荒瀬光治
2――「読みやすさ」に関する共通の認識を

 もう 20 年も前のことですが、あるパソコン雑誌のデザインの手伝いをしていました。ある号でパソコンに関わるレポート募集があり、提出されたレポートを拝見して驚きました。8 割のレポートが手に取ったはいいが、読む気がしなくなるような 40 字を超える字詰に、用紙がもったいないのか行間が詰めてあります。「ひどい」の一語につきます。まるで「読んでほしくない!」と自己主張しているようです。

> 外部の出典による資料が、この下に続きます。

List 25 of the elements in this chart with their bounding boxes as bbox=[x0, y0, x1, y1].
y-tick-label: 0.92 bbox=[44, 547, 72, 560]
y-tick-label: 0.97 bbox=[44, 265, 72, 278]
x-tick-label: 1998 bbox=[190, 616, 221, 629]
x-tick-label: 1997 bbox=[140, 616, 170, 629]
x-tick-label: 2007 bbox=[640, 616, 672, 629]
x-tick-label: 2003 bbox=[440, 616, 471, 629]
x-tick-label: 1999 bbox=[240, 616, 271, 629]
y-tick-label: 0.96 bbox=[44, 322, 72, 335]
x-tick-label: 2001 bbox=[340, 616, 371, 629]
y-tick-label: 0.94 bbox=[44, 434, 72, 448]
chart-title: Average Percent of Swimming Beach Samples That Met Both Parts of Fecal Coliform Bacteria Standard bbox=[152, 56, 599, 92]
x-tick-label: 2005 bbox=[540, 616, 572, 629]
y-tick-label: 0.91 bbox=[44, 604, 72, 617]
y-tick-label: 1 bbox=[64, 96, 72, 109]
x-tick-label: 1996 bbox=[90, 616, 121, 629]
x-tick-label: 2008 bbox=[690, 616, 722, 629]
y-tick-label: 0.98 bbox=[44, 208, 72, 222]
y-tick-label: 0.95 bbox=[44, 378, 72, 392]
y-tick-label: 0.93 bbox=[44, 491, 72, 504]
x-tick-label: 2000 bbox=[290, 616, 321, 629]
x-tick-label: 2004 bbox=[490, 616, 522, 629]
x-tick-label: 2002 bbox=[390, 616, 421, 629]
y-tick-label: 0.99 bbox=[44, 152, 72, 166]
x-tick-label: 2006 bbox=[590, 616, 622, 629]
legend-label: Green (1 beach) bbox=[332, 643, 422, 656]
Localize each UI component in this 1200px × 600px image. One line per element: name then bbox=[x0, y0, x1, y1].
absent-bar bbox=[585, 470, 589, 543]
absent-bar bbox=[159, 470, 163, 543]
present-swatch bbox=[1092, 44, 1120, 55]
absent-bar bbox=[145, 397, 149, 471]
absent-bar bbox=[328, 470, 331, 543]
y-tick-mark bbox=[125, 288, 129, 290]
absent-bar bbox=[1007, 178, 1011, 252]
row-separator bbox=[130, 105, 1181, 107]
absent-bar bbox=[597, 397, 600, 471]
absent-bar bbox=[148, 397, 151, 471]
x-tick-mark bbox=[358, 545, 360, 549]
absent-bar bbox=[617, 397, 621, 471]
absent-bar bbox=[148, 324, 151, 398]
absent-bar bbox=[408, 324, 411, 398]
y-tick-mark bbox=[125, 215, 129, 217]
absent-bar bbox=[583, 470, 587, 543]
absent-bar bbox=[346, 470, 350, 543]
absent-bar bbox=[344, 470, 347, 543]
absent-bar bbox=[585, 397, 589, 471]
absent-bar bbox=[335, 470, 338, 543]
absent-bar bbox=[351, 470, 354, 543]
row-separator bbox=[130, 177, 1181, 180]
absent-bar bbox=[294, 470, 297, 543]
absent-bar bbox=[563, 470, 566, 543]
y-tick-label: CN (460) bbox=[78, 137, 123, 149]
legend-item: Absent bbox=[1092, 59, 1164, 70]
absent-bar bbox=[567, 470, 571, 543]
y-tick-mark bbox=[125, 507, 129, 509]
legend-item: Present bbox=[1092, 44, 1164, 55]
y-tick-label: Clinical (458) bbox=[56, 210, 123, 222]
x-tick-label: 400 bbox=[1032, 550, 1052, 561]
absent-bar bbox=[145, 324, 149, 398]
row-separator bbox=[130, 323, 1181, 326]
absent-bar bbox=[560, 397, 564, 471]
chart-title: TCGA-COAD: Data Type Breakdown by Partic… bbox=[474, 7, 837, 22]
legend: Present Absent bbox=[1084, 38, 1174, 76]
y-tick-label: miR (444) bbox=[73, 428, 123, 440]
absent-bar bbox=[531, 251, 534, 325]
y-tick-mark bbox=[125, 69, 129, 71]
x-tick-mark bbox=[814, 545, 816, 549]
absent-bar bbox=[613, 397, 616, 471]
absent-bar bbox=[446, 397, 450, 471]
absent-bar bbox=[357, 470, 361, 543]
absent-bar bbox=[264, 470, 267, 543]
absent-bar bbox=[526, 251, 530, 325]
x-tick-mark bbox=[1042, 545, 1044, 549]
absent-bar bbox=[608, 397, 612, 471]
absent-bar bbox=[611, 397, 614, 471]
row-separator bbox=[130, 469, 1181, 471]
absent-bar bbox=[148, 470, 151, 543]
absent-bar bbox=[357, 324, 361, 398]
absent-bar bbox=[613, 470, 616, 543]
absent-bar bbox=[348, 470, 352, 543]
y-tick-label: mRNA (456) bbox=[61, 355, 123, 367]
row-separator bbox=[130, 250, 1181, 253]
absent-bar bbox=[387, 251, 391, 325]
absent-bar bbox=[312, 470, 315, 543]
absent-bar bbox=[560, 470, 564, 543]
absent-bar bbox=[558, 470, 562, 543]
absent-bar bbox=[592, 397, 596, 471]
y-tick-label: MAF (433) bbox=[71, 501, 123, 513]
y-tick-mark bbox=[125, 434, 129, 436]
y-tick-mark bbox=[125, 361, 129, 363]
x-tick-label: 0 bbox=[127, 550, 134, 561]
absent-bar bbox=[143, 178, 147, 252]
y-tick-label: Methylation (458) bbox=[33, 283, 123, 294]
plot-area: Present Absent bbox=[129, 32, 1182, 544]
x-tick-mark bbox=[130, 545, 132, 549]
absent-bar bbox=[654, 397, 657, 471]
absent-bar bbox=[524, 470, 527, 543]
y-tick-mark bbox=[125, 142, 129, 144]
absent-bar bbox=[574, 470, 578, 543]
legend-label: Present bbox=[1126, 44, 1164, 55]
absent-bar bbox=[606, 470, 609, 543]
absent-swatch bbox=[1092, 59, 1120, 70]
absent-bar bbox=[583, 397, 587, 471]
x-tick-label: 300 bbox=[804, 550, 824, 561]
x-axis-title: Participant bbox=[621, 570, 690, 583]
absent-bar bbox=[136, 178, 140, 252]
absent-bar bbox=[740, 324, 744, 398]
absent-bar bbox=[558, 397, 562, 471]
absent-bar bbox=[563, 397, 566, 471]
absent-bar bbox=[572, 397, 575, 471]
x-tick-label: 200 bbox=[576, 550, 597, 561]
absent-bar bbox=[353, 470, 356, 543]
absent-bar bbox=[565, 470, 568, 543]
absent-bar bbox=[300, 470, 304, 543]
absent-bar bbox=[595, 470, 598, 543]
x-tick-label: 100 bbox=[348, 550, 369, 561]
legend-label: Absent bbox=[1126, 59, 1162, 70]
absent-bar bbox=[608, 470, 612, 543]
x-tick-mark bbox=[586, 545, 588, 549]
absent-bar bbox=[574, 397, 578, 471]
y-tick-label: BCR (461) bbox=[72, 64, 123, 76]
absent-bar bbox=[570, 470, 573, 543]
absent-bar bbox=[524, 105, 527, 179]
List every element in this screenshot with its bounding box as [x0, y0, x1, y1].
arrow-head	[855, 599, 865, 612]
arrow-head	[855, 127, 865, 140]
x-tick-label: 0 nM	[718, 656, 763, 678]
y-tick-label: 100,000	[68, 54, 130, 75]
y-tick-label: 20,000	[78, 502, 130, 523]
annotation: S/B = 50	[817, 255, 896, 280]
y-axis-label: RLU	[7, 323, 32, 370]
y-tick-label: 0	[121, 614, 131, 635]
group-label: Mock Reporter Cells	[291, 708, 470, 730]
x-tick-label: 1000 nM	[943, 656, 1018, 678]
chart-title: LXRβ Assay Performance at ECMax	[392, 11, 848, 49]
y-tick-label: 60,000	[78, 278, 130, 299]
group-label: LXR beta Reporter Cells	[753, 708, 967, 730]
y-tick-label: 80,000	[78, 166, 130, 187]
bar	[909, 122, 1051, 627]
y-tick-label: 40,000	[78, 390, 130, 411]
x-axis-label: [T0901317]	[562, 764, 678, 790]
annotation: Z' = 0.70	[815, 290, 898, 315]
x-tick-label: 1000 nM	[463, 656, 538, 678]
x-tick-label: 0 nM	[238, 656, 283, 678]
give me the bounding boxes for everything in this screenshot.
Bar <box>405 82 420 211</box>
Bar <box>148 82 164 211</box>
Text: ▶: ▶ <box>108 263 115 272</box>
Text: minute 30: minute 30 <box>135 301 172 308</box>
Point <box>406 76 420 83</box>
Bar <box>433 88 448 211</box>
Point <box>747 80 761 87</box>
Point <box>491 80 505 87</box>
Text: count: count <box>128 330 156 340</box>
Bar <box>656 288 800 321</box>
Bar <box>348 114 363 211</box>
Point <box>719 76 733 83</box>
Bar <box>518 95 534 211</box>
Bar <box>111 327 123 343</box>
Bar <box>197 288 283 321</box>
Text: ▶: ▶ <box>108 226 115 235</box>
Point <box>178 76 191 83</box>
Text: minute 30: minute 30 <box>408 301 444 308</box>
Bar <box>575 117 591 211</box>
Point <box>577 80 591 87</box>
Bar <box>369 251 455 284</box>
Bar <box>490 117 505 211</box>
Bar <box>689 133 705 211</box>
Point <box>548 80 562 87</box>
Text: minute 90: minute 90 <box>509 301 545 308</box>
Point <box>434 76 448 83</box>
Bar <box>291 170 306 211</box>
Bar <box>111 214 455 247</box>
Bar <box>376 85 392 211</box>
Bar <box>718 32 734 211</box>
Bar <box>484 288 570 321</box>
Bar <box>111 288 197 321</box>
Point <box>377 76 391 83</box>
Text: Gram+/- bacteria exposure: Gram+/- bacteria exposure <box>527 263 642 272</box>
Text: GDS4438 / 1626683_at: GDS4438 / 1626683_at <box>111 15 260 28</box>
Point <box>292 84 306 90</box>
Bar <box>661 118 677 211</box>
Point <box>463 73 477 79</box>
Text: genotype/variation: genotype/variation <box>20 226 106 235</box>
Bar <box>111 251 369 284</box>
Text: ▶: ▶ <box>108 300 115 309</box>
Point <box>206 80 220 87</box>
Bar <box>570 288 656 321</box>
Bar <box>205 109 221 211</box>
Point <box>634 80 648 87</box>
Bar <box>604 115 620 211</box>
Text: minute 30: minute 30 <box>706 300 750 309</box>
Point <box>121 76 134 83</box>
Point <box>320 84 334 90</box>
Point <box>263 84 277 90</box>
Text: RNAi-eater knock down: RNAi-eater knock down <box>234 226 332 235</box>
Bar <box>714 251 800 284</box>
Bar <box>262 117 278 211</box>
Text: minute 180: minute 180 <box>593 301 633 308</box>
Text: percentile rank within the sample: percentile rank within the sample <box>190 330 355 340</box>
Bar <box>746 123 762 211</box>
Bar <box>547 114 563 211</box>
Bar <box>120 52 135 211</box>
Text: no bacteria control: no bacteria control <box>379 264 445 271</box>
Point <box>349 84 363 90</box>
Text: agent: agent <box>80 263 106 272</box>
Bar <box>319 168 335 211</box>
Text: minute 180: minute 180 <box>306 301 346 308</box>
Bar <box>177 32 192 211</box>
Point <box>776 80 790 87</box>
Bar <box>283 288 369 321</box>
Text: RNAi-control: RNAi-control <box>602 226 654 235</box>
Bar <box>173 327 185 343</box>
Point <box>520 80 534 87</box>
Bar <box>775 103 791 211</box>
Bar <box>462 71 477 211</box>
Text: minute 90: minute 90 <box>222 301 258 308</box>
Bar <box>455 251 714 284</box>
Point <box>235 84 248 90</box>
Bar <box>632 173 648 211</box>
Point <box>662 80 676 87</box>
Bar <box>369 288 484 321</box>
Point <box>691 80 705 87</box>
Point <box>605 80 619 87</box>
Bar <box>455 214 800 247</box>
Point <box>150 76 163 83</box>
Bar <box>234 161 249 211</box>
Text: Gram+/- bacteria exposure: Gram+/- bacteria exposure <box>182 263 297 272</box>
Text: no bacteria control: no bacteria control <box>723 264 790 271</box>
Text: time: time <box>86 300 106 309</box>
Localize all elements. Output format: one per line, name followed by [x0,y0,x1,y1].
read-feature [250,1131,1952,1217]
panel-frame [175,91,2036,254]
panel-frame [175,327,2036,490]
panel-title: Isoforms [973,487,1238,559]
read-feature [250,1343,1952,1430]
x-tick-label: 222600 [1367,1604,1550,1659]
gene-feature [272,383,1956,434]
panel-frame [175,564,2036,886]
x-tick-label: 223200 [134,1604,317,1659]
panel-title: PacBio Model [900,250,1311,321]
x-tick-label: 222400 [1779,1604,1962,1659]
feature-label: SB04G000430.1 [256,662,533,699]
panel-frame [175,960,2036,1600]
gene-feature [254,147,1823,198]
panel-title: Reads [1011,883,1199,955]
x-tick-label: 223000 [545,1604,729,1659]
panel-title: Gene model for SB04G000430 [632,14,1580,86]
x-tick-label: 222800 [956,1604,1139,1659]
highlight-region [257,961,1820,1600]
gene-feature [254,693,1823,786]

 ただ残りの 2 割の方のレポートは、2 段で適度な行間をとり、説明用の図版も配してありました。この差は何だろうと 2 割の方の職業を見ますと、みなさん小・中学の先生でした。なるほど日頃から子どもたちに学校案内などのプリントを配布するなど、他人に読んでもらうことにかけてはセミプロです。
 ただ、読みづらい 8 割の方も「読んでほしくない」わけではなくて、内容を考えるのに忙しく最後の見せ方にまで気が回らなかっただけだと思われます。「自分が読む立場になったら」をイメージするだけで、あるいは意識するだけで随分と変わってくるのではないかと思われます。
 「読んでほしい」という気持ちさえあれば、そんな読みづらい組はできないと、かつては思っていました。しかし「読みやすさ」を意識して、あるいは「読者の立場に立って」は、忙しい現在、これがなかなか難しいようです。
 「読みやすさ」を念頭においた市販雑誌の誌面デザインは、著者(ライター)、編集者、デザイナーの共同作業によるものです。そして一番重要となるのは文字分量の管理です。そのためには、この三者の「読みやすさ」に関する共通の認識が必要になります。「文字、削れないから写真1点落とせない?」や「行間詰めて入れられないかな?」では、「書けば書くほど読者は読んでくれない」代表パターンです。
 プロのライターは読者に読んでもらってはじめて価値があります。編集者も同じで、自身が編集した頁を読んでもらってはじめて、編集した意味があるものです。著者・編集者・デザイナーの三者が、読者の立場になり「こんな狭い行間じゃ読む気しないよな」と思える、「読みやすさ」に関する共通の認識を持ちたいものです。